Sorunlarıma geleceksek eğer; filmin süresi çok daha uzun olabilirdi. The Disaster Artist'in bir kitaptan uyarlandığının farkındayım -ve henüz kitabı okumadım- ama hikayenin işlenişi biraz fazla yüzeysel hissettiriyor. Tommy ile Greg'in The Room'un çekimleri sırasında neler yaptığına, ikili arasındaki anlaşmazlıklara ve hatta cevapsız kalmış sorulara daha fazla ekran süresi tanınması hoş olurdu. Film bittiğinde bu yaşananlara dair daha fazla şey öğrenmek istiyorsunuz.
Ayrıca; filmin yardımcı oyuncu kadrosunda bulunan bazı ünlü isimler, sırf filmde ünlü birisi olsun diye seçilmiş gibiydi. Zac Efron, Josh Hutcherson, Alison Brie, Bryan Cranston ise bu isimlerden bazıları. Ve bir yerden sonra filmde görünen o kadar çok ünlü isim vardı ki, biraz dikkat dağıtıcı bir hal aldı. Zaman zaman hikayeye odaklanmak yerine "bu ünlünün burada ne işi var?" derken buldum kendimi.
Yine de günün sonunda The Disaster Arist'i izlerken harika vakit geçirdim. !f Festivali'ni kapatmak için bundan daha iyi bir seçim olmazdı doğrusu. Eğer bu filmi izlemeden önce The Room'u izlemediyseniz The Disaster Artist'i idare eden bir film olarak görebilirsiniz. Ama eğer The Room'u izlediyseniz, bu filmin hiç bitmesini istemeyeceksiniz. James Franco'nun Wiseau'su başta olmak üzere her bir oyuncuyu izlemesi çok keyifliydi, hikaye ise ön plana çıkmayı başaran karakterler ve eğlenceli bölümlerle doluydu. Bu arada, filmin en sonunda bir tane harika ekstra sahne vardı, bu bölümü izlemeden filmi kapatmamanızı tavsiye ederim. Sakın kaçırmayın.
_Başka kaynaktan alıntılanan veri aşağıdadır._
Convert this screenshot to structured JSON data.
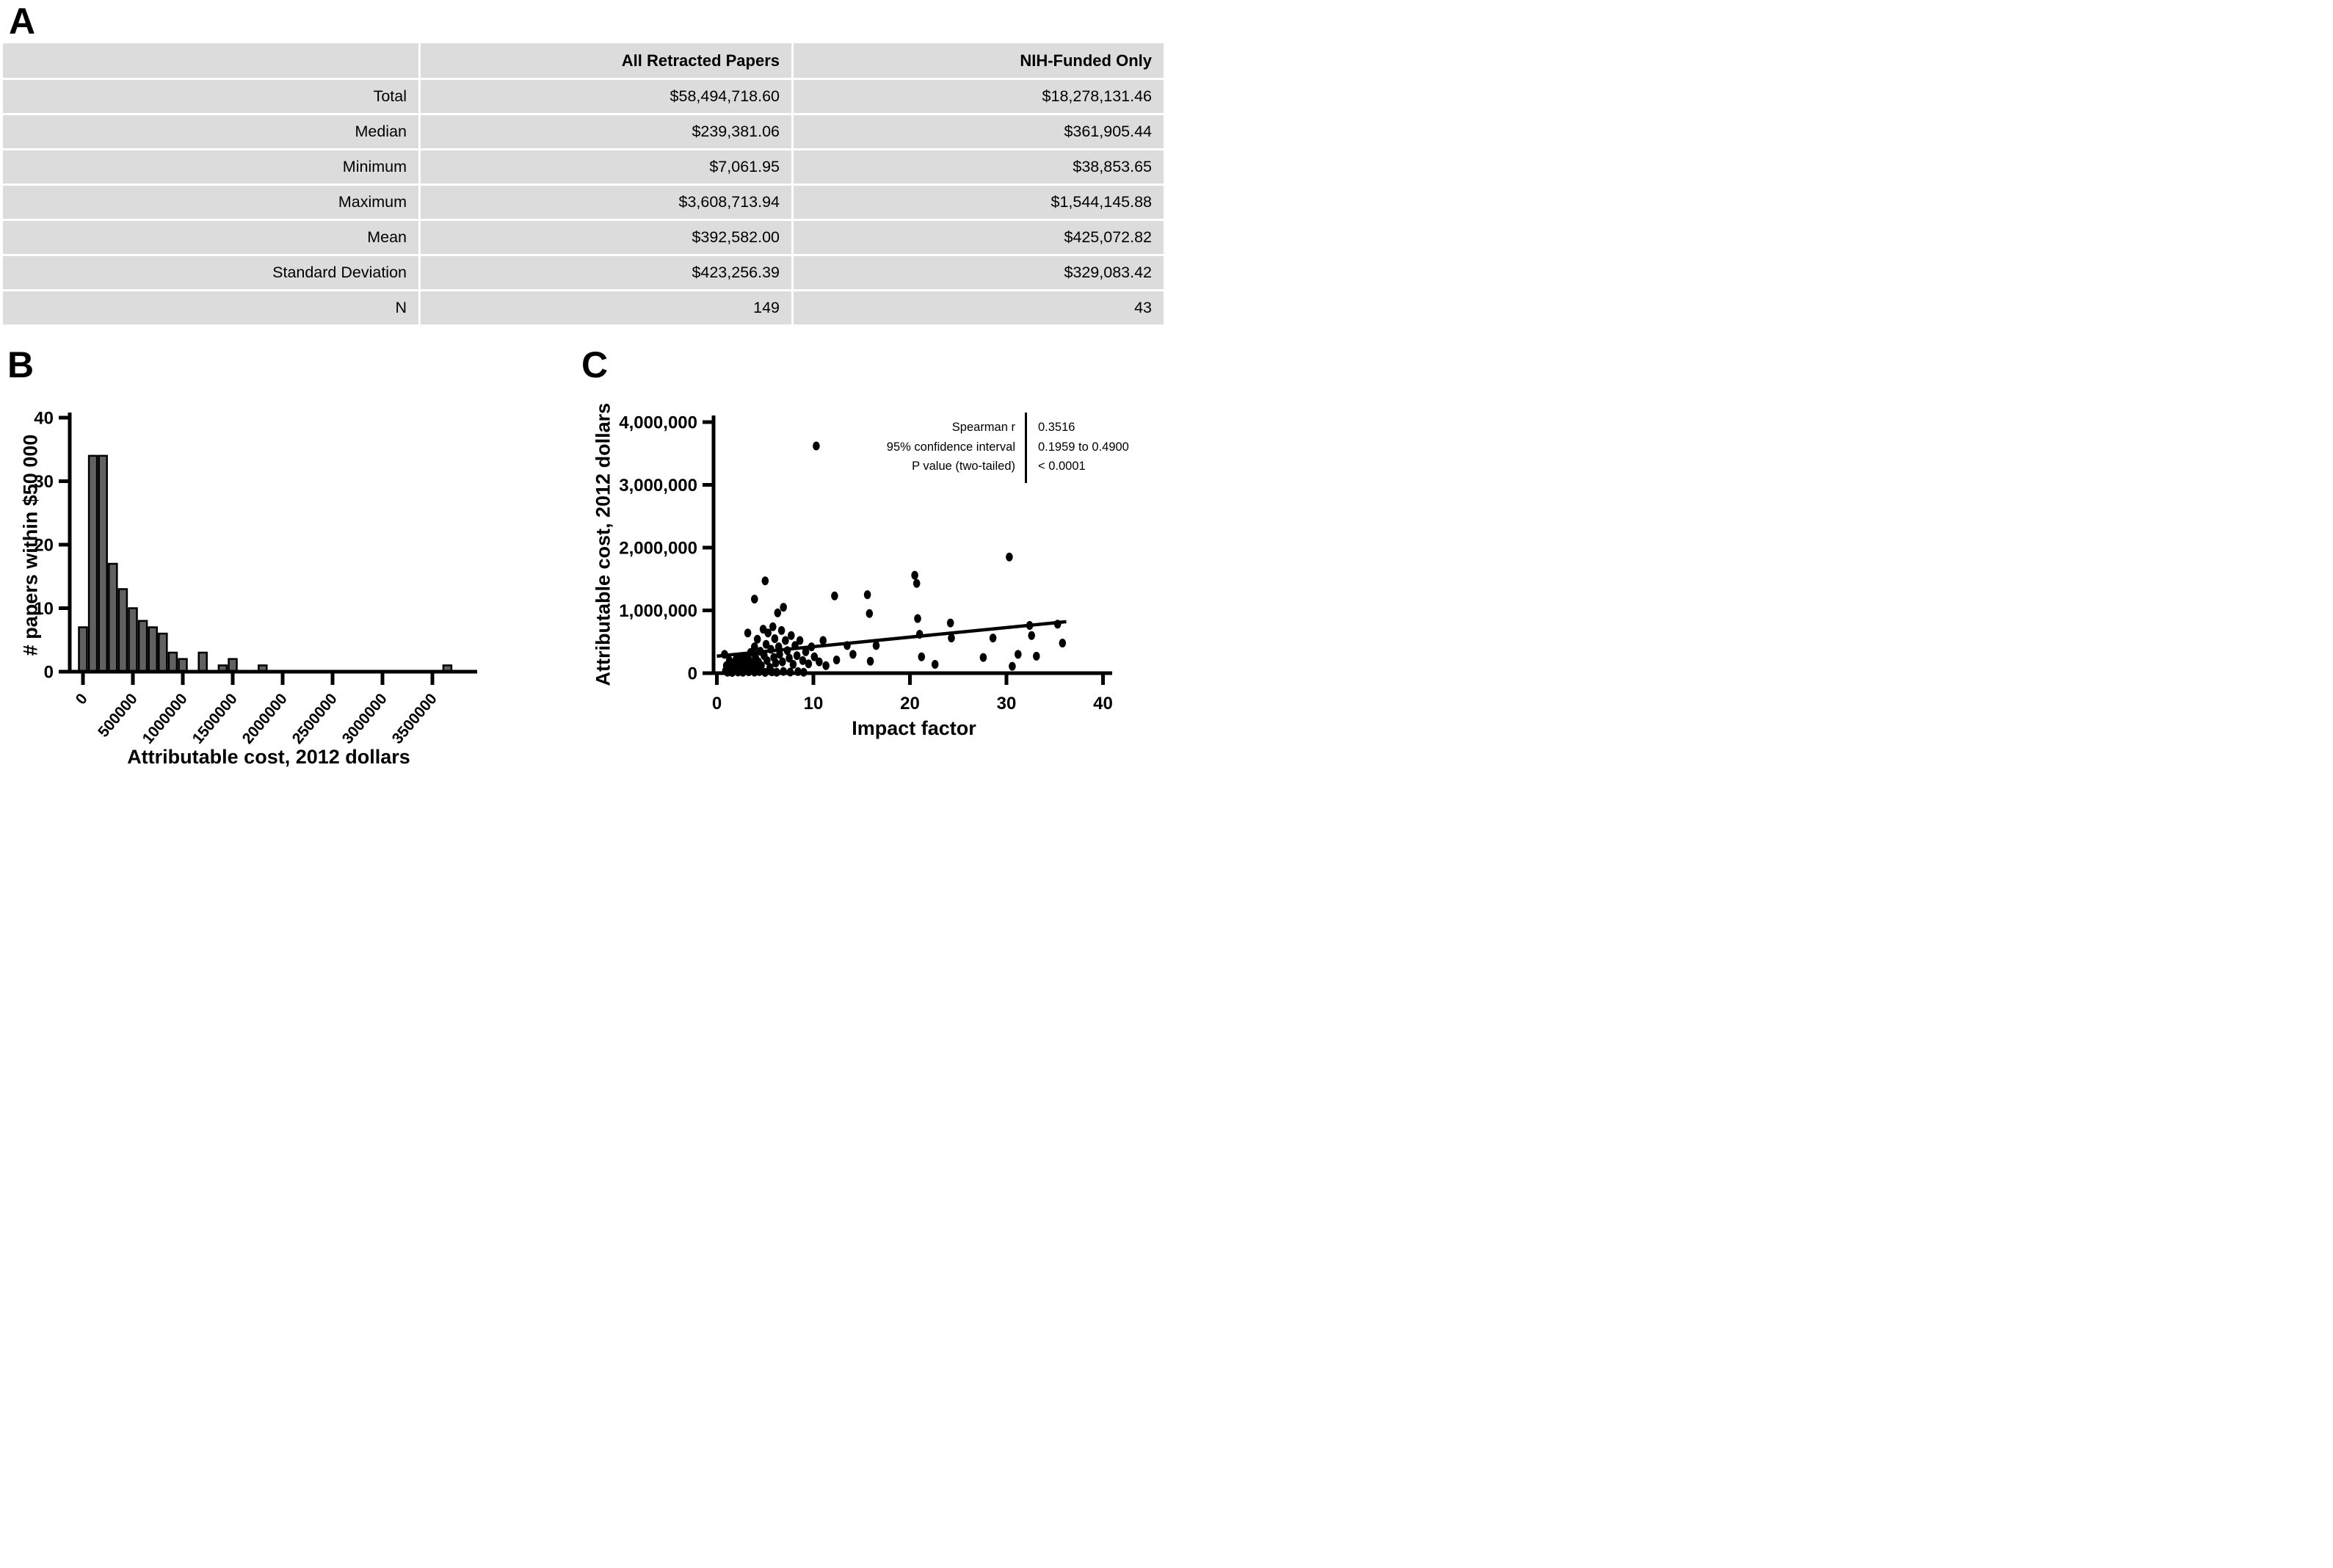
{
  "figure": {
    "panel_letters": {
      "a": "A",
      "b": "B",
      "c": "C"
    }
  },
  "chart_data": [
    {
      "id": "A",
      "type": "table",
      "columns": [
        "",
        "All Retracted Papers",
        "NIH-Funded Only"
      ],
      "rows": [
        {
          "label": "Total",
          "all": "$58,494,718.60",
          "nih": "$18,278,131.46"
        },
        {
          "label": "Median",
          "all": "$239,381.06",
          "nih": "$361,905.44"
        },
        {
          "label": "Minimum",
          "all": "$7,061.95",
          "nih": "$38,853.65"
        },
        {
          "label": "Maximum",
          "all": "$3,608,713.94",
          "nih": "$1,544,145.88"
        },
        {
          "label": "Mean",
          "all": "$392,582.00",
          "nih": "$425,072.82"
        },
        {
          "label": "Standard Deviation",
          "all": "$423,256.39",
          "nih": "$329,083.42"
        },
        {
          "label": "N",
          "all": "149",
          "nih": "43"
        }
      ]
    },
    {
      "id": "B",
      "type": "bar",
      "title": "",
      "xlabel": "Attributable cost, 2012 dollars",
      "ylabel": "# papers within $50 000",
      "xlim": [
        0,
        3900000
      ],
      "ylim": [
        0,
        40
      ],
      "grid": false,
      "x_ticks": [
        0,
        500000,
        1000000,
        1500000,
        2000000,
        2500000,
        3000000,
        3500000
      ],
      "x_tick_labels": [
        "0",
        "500000",
        "1000000",
        "1500000",
        "2000000",
        "2500000",
        "3000000",
        "3500000"
      ],
      "y_ticks": [
        0,
        10,
        20,
        30,
        40
      ],
      "bar_fill": "#616161",
      "bar_outline": "#000000",
      "bars": [
        {
          "x": 0,
          "count": 7
        },
        {
          "x": 100000,
          "count": 34
        },
        {
          "x": 200000,
          "count": 34
        },
        {
          "x": 300000,
          "count": 17
        },
        {
          "x": 400000,
          "count": 13
        },
        {
          "x": 500000,
          "count": 10
        },
        {
          "x": 600000,
          "count": 8
        },
        {
          "x": 700000,
          "count": 7
        },
        {
          "x": 800000,
          "count": 6
        },
        {
          "x": 900000,
          "count": 3
        },
        {
          "x": 1000000,
          "count": 2
        },
        {
          "x": 1200000,
          "count": 3
        },
        {
          "x": 1400000,
          "count": 1
        },
        {
          "x": 1500000,
          "count": 2
        },
        {
          "x": 1800000,
          "count": 1
        },
        {
          "x": 3650000,
          "count": 1
        }
      ],
      "total_n": 149
    },
    {
      "id": "C",
      "type": "scatter",
      "title": "",
      "xlabel": "Impact factor",
      "ylabel": "Attributable cost, 2012 dollars",
      "xlim": [
        0,
        41
      ],
      "ylim": [
        0,
        4000000
      ],
      "grid": false,
      "x_ticks": [
        0,
        10,
        20,
        30,
        40
      ],
      "y_ticks": [
        0,
        1000000,
        2000000,
        3000000,
        4000000
      ],
      "y_tick_labels": [
        "0",
        "1,000,000",
        "2,000,000",
        "3,000,000",
        "4,000,000"
      ],
      "point_color": "#000000",
      "trend_line": {
        "x1": 0,
        "y1": 270000,
        "x2": 36.2,
        "y2": 820000
      },
      "stats": [
        {
          "label": "Spearman r",
          "value": "0.3516"
        },
        {
          "label": "95% confidence interval",
          "value": "0.1959 to 0.4900"
        },
        {
          "label": "P value (two-tailed)",
          "value": "< 0.0001"
        }
      ],
      "points": [
        [
          0.8,
          300000
        ],
        [
          0.9,
          35000
        ],
        [
          1.0,
          120000
        ],
        [
          1.1,
          15000
        ],
        [
          1.2,
          45000
        ],
        [
          1.3,
          200000
        ],
        [
          1.4,
          55000
        ],
        [
          1.5,
          80000
        ],
        [
          1.5,
          20000
        ],
        [
          1.6,
          12000
        ],
        [
          1.7,
          150000
        ],
        [
          1.8,
          60000
        ],
        [
          2.0,
          220000
        ],
        [
          2.0,
          100000
        ],
        [
          2.1,
          30000
        ],
        [
          2.2,
          170000
        ],
        [
          2.2,
          18000
        ],
        [
          2.3,
          60000
        ],
        [
          2.4,
          240000
        ],
        [
          2.5,
          120000
        ],
        [
          2.6,
          40000
        ],
        [
          2.7,
          14000
        ],
        [
          2.8,
          190000
        ],
        [
          2.8,
          90000
        ],
        [
          3.0,
          260000
        ],
        [
          3.0,
          140000
        ],
        [
          3.1,
          55000
        ],
        [
          3.2,
          640000
        ],
        [
          3.3,
          210000
        ],
        [
          3.3,
          22000
        ],
        [
          3.4,
          100000
        ],
        [
          3.5,
          330000
        ],
        [
          3.6,
          160000
        ],
        [
          3.7,
          70000
        ],
        [
          3.9,
          1180000
        ],
        [
          3.9,
          420000
        ],
        [
          3.9,
          16000
        ],
        [
          4.0,
          250000
        ],
        [
          4.0,
          90000
        ],
        [
          4.2,
          540000
        ],
        [
          4.3,
          180000
        ],
        [
          4.4,
          25000
        ],
        [
          4.5,
          350000
        ],
        [
          4.6,
          120000
        ],
        [
          4.8,
          700000
        ],
        [
          4.9,
          280000
        ],
        [
          5.0,
          1470000
        ],
        [
          5.0,
          12000
        ],
        [
          5.1,
          460000
        ],
        [
          5.2,
          200000
        ],
        [
          5.3,
          640000
        ],
        [
          5.5,
          90000
        ],
        [
          5.6,
          380000
        ],
        [
          5.7,
          20000
        ],
        [
          5.8,
          740000
        ],
        [
          5.9,
          250000
        ],
        [
          6.0,
          550000
        ],
        [
          6.1,
          160000
        ],
        [
          6.2,
          15000
        ],
        [
          6.3,
          960000
        ],
        [
          6.4,
          420000
        ],
        [
          6.5,
          300000
        ],
        [
          6.7,
          680000
        ],
        [
          6.8,
          180000
        ],
        [
          6.9,
          1050000
        ],
        [
          6.9,
          28000
        ],
        [
          7.1,
          520000
        ],
        [
          7.3,
          360000
        ],
        [
          7.5,
          240000
        ],
        [
          7.6,
          18000
        ],
        [
          7.7,
          600000
        ],
        [
          7.9,
          140000
        ],
        [
          8.1,
          440000
        ],
        [
          8.3,
          280000
        ],
        [
          8.4,
          24000
        ],
        [
          8.6,
          520000
        ],
        [
          8.9,
          200000
        ],
        [
          9.0,
          14000
        ],
        [
          9.2,
          340000
        ],
        [
          9.5,
          150000
        ],
        [
          9.8,
          420000
        ],
        [
          10.1,
          260000
        ],
        [
          10.3,
          3620000
        ],
        [
          10.6,
          180000
        ],
        [
          11.0,
          520000
        ],
        [
          11.3,
          120000
        ],
        [
          12.2,
          1230000
        ],
        [
          12.4,
          210000
        ],
        [
          13.5,
          440000
        ],
        [
          14.1,
          300000
        ],
        [
          15.6,
          1250000
        ],
        [
          15.8,
          950000
        ],
        [
          15.9,
          190000
        ],
        [
          16.5,
          440000
        ],
        [
          20.5,
          1560000
        ],
        [
          20.7,
          1430000
        ],
        [
          20.8,
          870000
        ],
        [
          21.0,
          620000
        ],
        [
          21.2,
          260000
        ],
        [
          22.6,
          140000
        ],
        [
          24.2,
          800000
        ],
        [
          24.3,
          560000
        ],
        [
          27.6,
          250000
        ],
        [
          28.6,
          560000
        ],
        [
          30.3,
          1850000
        ],
        [
          30.6,
          110000
        ],
        [
          31.2,
          300000
        ],
        [
          32.4,
          760000
        ],
        [
          32.6,
          600000
        ],
        [
          33.1,
          270000
        ],
        [
          35.3,
          780000
        ],
        [
          35.8,
          480000
        ]
      ]
    }
  ]
}
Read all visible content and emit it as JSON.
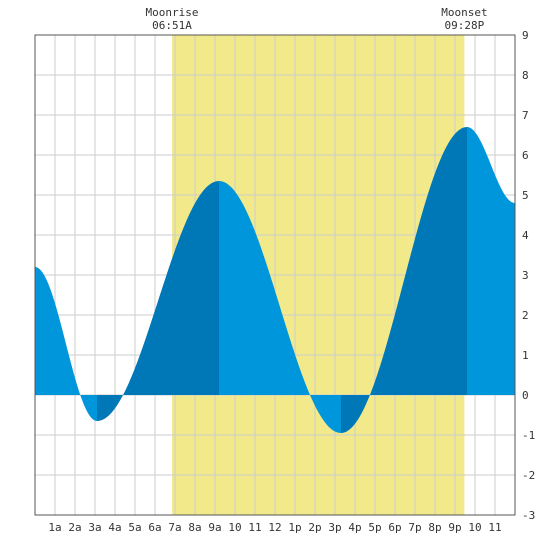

Not: Madem bir festivalin daha sonuna geldik, size bu yılki !f Film Festivali'nde izlediğim filmleri en iyiden kötüye doğru sıralayayım:
1-) Lady Bird - 9.1/10
2-) The Florida Project - 9/10
3-) Phantom Thread - 8.8/10
4-) The Disaster Artist (Felaket Sanatçı) - 8/10
5-) Last Flag Flying (Son Kahraman) - 8/10
6-) Mudbound (Savaştan Sonra) - 7.9/10
7-) The Breadwinner (Pervane) - 7.7/10
8- ) The Death Of Stalin (Stalin'in Ölümü) - 7.6/10
9-) Brad's Status (Brad'in Durumu: Karmaşık) - 7.5/10
10-) 78/52: Hitchcock's Shower Scene (Hitchcock'un Duş Perdesi) - 7/10
11-) How To Talk To Girls At Parties (Partilerde Kız Tavlama Sanatı) - 6.5/10
12-) I Kill Giants (Dev Avcısı) - 6.3/10
13-) Film Stars Don't Die In Liverpool (Yıldızlar Asla Ölmez) - 5.2/10
FİLMİN İYİ YANLARI:
+ James Franco ve yardımcı oyuncu kadrosunun harika performansları.
+ The Room'a yapılan göndermeler.
+ Kendi içerisinde ilgi çekici bir hikayesi ve karakterleri olması.
FİLMİN KÖTÜ YANLARI:
- Senaryonun bazı bölümleri yüzeysel geçiştirmiş olması.
- Filmde ünlü oyuncuların biraz fazla olması.